A prova de que o mundo do futebol não é estático – e é bom que seja assim – está nos novos personagens que passam a compor a paisagem e o clima nos estádios. O primeiro duelo do Maringá em casa no atual Campeonato Paranaense foi também a estreia da animadora de festas e contadora de estórias Lilian Gadani como responsável pela pintura facial da torcida. “Alguns se pintam e a maioria tem um pouco de medo, mas futuramente vai pegar, com todo mundo preparado para a ‘guerra’”, brinca.

E Gadani foi pé-quente. Depois de duas derrotas consecutivas, o Maringá venceu o Toledo por 3 a 1, no último dia 28 de janeiro.

ATO 2

[Estádio do Café, Londrina. Tarde]

(Victor Lopes, Gina Mardones)

O Paranaense já não é mais o mundo para os torcedores do Londrina. Mas ainda faz esquentar o sangue de muita gente

De bate-pronto, é bom deixar claro: esta reportagem contém doses cavalares de paixão e parcialidade. Acompanhar o Tubarão pelo Campeonato Paranaense é algo trivial para este repórter torcedor, desde os tempos em que os três pontos vinham a conta-gotas. Nos últimos anos, o cenário mudou: agora temos “gestão”, “profissionalismo”, “calendário” – palavras da moda no Londrina Esporte Clube. Talvez por isso, para muitos (e me coloco neste balaio) o Estadual perdeu um pouco a graça, arrefeceu, ficou em segundo plano. Temos outros sonhos: a elite do futebol nacional é quase uma obsessão. O Paranaense? Um protocolo, uma obrigação.

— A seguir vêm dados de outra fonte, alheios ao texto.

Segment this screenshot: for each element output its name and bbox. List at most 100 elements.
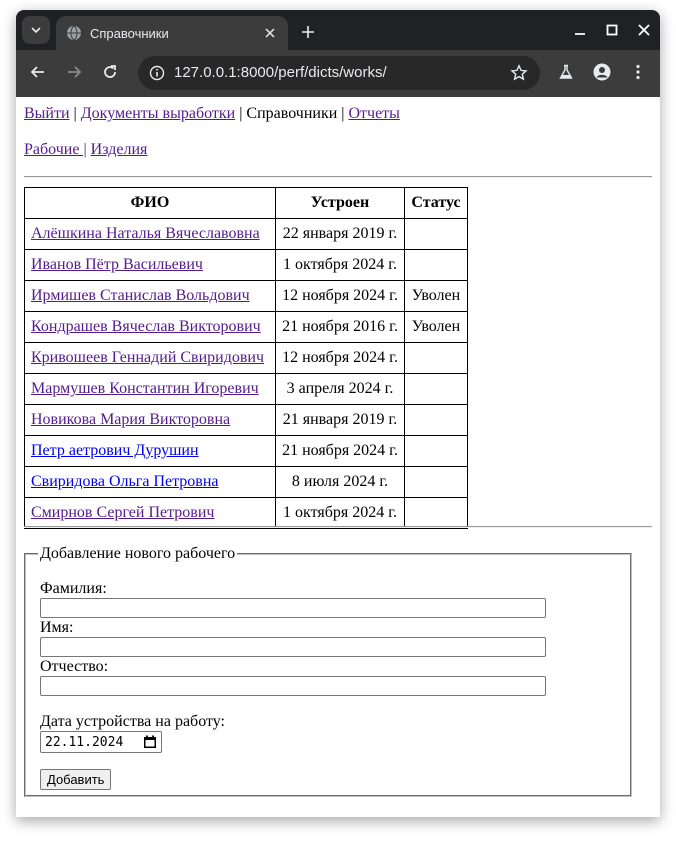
status-cell <box>404 466 468 498</box>
worker-name-cell: Петр аетрович Дурушин <box>24 435 276 467</box>
arrow-right-icon <box>68 66 82 78</box>
hire-date-cell: 21 ноября 2016 г. <box>275 311 405 343</box>
worker-link[interactable]: Новикова Мария Викторовна <box>31 411 230 428</box>
add-worker-form: Добавление нового рабочего Фамилия: Имя:… <box>24 545 632 797</box>
nav-separator: | <box>69 105 81 122</box>
hire-date-cell: 21 января 2019 г. <box>275 404 405 436</box>
worker-name-cell: Кондрашев Вячеслав Викторович <box>24 311 276 343</box>
worker-link[interactable]: Иванов Пётр Васильевич <box>31 256 203 273</box>
worker-name-cell: Иванов Пётр Васильевич <box>24 249 276 281</box>
plus-icon <box>302 26 314 38</box>
calendar-icon[interactable] <box>143 735 157 749</box>
worker-name-cell: Алёшкина Наталья Вячеславовна <box>24 218 276 250</box>
table-row: Кривошеев Геннадий Свиридович 12 ноября … <box>24 342 468 374</box>
maximize-button[interactable] <box>604 22 620 38</box>
worker-name-cell: Кривошеев Геннадий Свиридович <box>24 342 276 374</box>
table-row: Иванов Пётр Васильевич 1 октября 2024 г. <box>24 249 468 281</box>
nav-separator: | <box>337 105 349 122</box>
worker-link[interactable]: Петр аетрович Дурушин <box>31 442 199 459</box>
hire-date-cell: 3 апреля 2024 г. <box>275 373 405 405</box>
dicts-subnav: Рабочие | Изделия <box>24 141 147 159</box>
worker-link[interactable]: Смирнов Сергей Петрович <box>31 504 214 521</box>
address-bar[interactable]: 127.0.0.1:8000/perf/dicts/works/ <box>138 56 540 90</box>
page-content: Выйти | Документы выработки | Справочник… <box>16 97 660 817</box>
divider <box>24 526 652 528</box>
hire-date-cell: 8 июля 2024 г. <box>275 466 405 498</box>
divider <box>24 176 652 178</box>
table-row: Свиридова Ольга Петровна 8 июля 2024 г. <box>24 466 468 498</box>
close-icon <box>638 24 650 36</box>
minimize-icon <box>575 33 585 35</box>
patronymic-label: Отчество: <box>40 658 109 675</box>
reload-button[interactable] <box>100 62 120 82</box>
profile-button[interactable] <box>592 62 612 82</box>
close-window-button[interactable] <box>636 22 652 38</box>
add-button[interactable]: Добавить <box>40 769 112 790</box>
table-row: Алёшкина Наталья Вячеславовна 22 января … <box>24 218 468 250</box>
status-cell <box>404 218 468 250</box>
reload-icon <box>104 65 116 78</box>
hire-date-input[interactable]: 22.11.2024 <box>40 731 162 753</box>
firstname-input[interactable] <box>40 637 546 657</box>
hire-date-cell: 12 ноября 2024 г. <box>275 280 405 312</box>
forward-button[interactable] <box>64 62 84 82</box>
table-header-row: ФИО Устроен Статус <box>24 187 468 219</box>
hire-date-cell: 1 октября 2024 г. <box>275 497 405 529</box>
tab-title: Справочники <box>90 25 169 41</box>
flask-icon <box>559 64 573 79</box>
worker-link[interactable]: Свиридова Ольга Петровна <box>31 473 219 490</box>
worker-link[interactable]: Кривошеев Геннадий Свиридович <box>31 349 264 366</box>
status-cell: Уволен <box>404 280 468 312</box>
hire-date-cell: 21 ноября 2024 г. <box>275 435 405 467</box>
lastname-input[interactable] <box>40 598 546 618</box>
worker-name-cell: Смирнов Сергей Петрович <box>24 497 276 529</box>
status-cell <box>404 435 468 467</box>
url-text: 127.0.0.1:8000/perf/dicts/works/ <box>174 64 387 81</box>
close-icon[interactable] <box>260 23 280 43</box>
worker-link[interactable]: Кондрашев Вячеслав Викторович <box>31 318 261 335</box>
nav-documents-link[interactable]: Документы выработки <box>81 105 235 122</box>
main-nav: Выйти | Документы выработки | Справочник… <box>24 105 400 123</box>
firstname-label: Имя: <box>40 619 74 636</box>
arrow-left-icon <box>30 66 44 78</box>
labs-button[interactable] <box>556 62 576 82</box>
menu-button[interactable] <box>628 62 648 82</box>
nav-logout-link[interactable]: Выйти <box>24 105 70 122</box>
form-legend: Добавление нового рабочего <box>40 545 236 562</box>
site-info-icon[interactable] <box>148 64 166 82</box>
header-fio: ФИО <box>24 187 276 219</box>
hire-date-cell: 22 января 2019 г. <box>275 218 405 250</box>
patronymic-input[interactable] <box>40 676 546 696</box>
back-button[interactable] <box>28 62 48 82</box>
worker-link[interactable]: Алёшкина Наталья Вячеславовна <box>31 225 260 242</box>
header-status: Статус <box>404 187 468 219</box>
status-cell <box>404 342 468 374</box>
tab-search-button[interactable] <box>22 16 50 44</box>
new-tab-button[interactable] <box>296 20 320 44</box>
worker-name-cell: Мармушев Константин Игоревич <box>24 373 276 405</box>
status-cell <box>404 249 468 281</box>
table-row: Ирмишев Станислав Вольдович 12 ноября 20… <box>24 280 468 312</box>
browser-window: Справочники 127.0.0.1:8000/perf/dicts/wo… <box>16 10 660 817</box>
tab-active[interactable]: Справочники <box>56 16 288 50</box>
header-hired: Устроен <box>275 187 405 219</box>
worker-name-cell: Свиридова Ольга Петровна <box>24 466 276 498</box>
browser-toolbar: 127.0.0.1:8000/perf/dicts/works/ <box>16 50 660 97</box>
worker-link[interactable]: Ирмишев Станислав Вольдович <box>31 287 250 304</box>
subnav-products-link[interactable]: Изделия <box>91 141 148 158</box>
worker-link[interactable]: Мармушев Константин Игоревич <box>31 380 259 397</box>
worker-name-cell: Новикова Мария Викторовна <box>24 404 276 436</box>
hire-date-value: 22.11.2024 <box>45 734 124 750</box>
table-row: Петр аетрович Дурушин 21 ноября 2024 г. <box>24 435 468 467</box>
minimize-button[interactable] <box>572 22 588 38</box>
hire-date-cell: 1 октября 2024 г. <box>275 249 405 281</box>
subnav-workers-link[interactable]: Рабочие | <box>24 141 87 158</box>
maximize-icon <box>606 24 618 36</box>
table-row: Смирнов Сергей Петрович 1 октября 2024 г… <box>24 497 468 529</box>
hire-date-label: Дата устройства на работу: <box>40 713 225 730</box>
star-icon[interactable] <box>510 64 528 82</box>
nav-current-dicts: Справочники <box>246 105 338 122</box>
status-cell: Уволен <box>404 311 468 343</box>
chevron-down-icon <box>31 27 41 34</box>
nav-reports-link[interactable]: Отчеты <box>348 105 399 122</box>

Mas acompanhar um jogo do Estadual – mais especificamente, pela quarta rodada da Primeira Taça, contra o Cianorte – também mostra que existem alguns tantos torcedores que não estão nem aí para a “grife” do campeonato. A paixão é grande, o nervosismo idem, e os gritos que já começam fora do estádio do Café não são mais baixos porque se trata de uma partida menor. O sangue é quente, em qualquer ocasião.

UM NOVO OLHAR

Só que é preciso admitir: os tempos são outros para o Paranaense. O novo status conquistado pelo LEC mudou a forma de se olhar para o Estadual, principalmente para quem está comercialmente ligado ao time. Caso da Karilu, empresa de material esportivo que fabrica os uniformes do Tubarão há aproximadamente 20 anos. Dois dias antes da partida, estamos em uma das cinco lojas da empresa na cidade.

O diretor Carlos Eduardo de Oliveira Bovolin conta que nessa parceria já viu de tudo: quedas de divisão, más gestões, dívidas deixadas por ex-presidentes e, claro, títulos e muita festa. Anos em que foram vendidas míseras 300 camisas e outros, como em 2014, com o título paranaense, em que foram comercializadas milhares delas. “Por muito tempo, o Campeonato Paranaense foi a maior evidência do clube e a nossa empresa, como patrocinadora, esperava muito esse momento. Era a única competição que o clube tinha para disputar no ano, havia todo um planejamento para que as coisas acontecessem em janeiro”, lembra Bovolin.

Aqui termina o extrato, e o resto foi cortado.